In fact , David Ramel of Visual Studio Magazine said that the latest version of CoPilot already generates 61% of Java code. For those who worry that the software developer profession will disappear, these tools require human oversight to check the completed code and edit it to ensure it compiles and runs properly. In fact, autocompletion has been a representative feature of IDEs since the early days of IDEs, and code generators including Copilot have greatly increased the usefulness of that feature. However, this is not the case with the large-scale autonomous coding required to write 61% of Java code.
Lodge said reinforcement learning can accurately perform large-scale unsupervised coding. Of course, there is a reason why Lodge said this. DeepBlue launched 'Cover', a commercial reinforcement learning-based unit test writing tool in 2019. Cover lets you automate complex and error-prone tasks at scale by writing entire unit tests without human intervention.

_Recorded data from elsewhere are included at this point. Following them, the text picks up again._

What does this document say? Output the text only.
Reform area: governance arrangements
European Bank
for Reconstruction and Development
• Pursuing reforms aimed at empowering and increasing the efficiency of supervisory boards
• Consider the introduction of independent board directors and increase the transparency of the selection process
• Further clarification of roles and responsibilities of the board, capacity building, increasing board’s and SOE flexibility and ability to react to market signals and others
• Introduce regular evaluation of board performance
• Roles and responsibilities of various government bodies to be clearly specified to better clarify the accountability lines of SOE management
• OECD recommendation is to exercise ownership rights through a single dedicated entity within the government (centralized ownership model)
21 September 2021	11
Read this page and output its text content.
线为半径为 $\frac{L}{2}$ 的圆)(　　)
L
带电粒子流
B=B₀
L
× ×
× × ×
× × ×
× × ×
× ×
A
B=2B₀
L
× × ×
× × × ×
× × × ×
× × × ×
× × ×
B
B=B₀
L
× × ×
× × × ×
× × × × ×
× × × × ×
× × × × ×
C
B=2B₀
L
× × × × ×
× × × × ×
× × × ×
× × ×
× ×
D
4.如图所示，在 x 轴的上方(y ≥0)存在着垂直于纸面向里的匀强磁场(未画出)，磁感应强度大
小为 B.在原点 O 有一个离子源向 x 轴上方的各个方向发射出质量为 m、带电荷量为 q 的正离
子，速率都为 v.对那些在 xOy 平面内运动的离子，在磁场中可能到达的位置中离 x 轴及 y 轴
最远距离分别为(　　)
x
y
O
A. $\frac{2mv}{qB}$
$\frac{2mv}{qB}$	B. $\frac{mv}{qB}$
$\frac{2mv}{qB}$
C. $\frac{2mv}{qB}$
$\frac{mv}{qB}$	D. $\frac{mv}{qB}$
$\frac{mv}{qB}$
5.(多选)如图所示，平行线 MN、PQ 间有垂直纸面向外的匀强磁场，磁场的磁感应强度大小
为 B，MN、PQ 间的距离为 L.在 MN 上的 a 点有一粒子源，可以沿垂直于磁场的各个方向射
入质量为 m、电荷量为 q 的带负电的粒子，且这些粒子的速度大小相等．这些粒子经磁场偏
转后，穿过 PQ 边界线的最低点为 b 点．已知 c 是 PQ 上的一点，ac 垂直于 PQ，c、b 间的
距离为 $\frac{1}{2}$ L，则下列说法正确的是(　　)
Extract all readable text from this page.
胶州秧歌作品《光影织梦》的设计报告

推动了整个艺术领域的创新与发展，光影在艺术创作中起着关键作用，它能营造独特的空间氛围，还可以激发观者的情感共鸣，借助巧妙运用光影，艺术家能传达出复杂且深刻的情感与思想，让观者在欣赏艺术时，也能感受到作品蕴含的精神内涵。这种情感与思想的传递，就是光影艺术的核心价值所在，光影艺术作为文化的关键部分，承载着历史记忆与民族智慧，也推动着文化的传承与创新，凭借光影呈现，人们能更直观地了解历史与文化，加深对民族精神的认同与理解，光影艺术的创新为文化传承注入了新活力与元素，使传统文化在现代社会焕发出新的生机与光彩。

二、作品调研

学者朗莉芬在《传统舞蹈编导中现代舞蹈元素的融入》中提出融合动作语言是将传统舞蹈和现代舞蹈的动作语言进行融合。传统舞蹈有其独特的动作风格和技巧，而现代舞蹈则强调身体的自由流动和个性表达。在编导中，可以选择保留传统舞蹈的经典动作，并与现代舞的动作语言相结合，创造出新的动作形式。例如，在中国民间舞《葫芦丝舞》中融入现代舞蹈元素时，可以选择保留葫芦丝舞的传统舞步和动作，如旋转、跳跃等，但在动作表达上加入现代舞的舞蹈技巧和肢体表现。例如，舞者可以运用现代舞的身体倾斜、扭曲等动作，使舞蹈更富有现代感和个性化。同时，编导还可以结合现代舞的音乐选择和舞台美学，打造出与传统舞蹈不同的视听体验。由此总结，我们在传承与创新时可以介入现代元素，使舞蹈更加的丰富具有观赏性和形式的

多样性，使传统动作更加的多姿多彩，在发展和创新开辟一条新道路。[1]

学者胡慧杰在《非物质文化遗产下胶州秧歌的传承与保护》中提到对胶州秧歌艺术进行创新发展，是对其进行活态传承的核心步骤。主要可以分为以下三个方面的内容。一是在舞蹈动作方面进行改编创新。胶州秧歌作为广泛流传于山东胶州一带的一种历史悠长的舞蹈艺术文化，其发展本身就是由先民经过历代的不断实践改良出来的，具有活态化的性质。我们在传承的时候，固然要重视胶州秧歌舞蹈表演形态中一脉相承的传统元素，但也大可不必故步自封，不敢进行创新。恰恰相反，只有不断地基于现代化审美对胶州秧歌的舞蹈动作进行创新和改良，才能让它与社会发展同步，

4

Considering these facts, wouldn't it be possible to say that Lodge's argument is biased? Of course it is. But Lodge also has a wealth of experience to back up the argument that reinforcement learning can outperform generative AI in software development. Currently, DeepBlue uses reinforcement learning to explore all possible test methods, automatically writes test code for each method, and selects the most appropriate test among these tests. The average time it takes for this tool to generate a test for each method is 1 second.
Lodge says that if your goal is to automate writing 10,000 unit tests for a program that no one understands, reinforcement learning is the only realistic solution. “The LLM is no competition. “There is no way for humans to effectively oversee and modify code at this scale, and making the model larger and more complex does not solve the problem.”
The conclusion is this: The strongest advantage of LLM is that it deals with general language. They can also perform language tasks that have not been explicitly learned. In other words, it is useful for many tasks, including content creation (copywriting). “But that doesn’t mean that an LLM can replace reinforcement learning-based AI models,” Lodge said. “Reinforcement learning is more accurate, more consistent, and works at scale.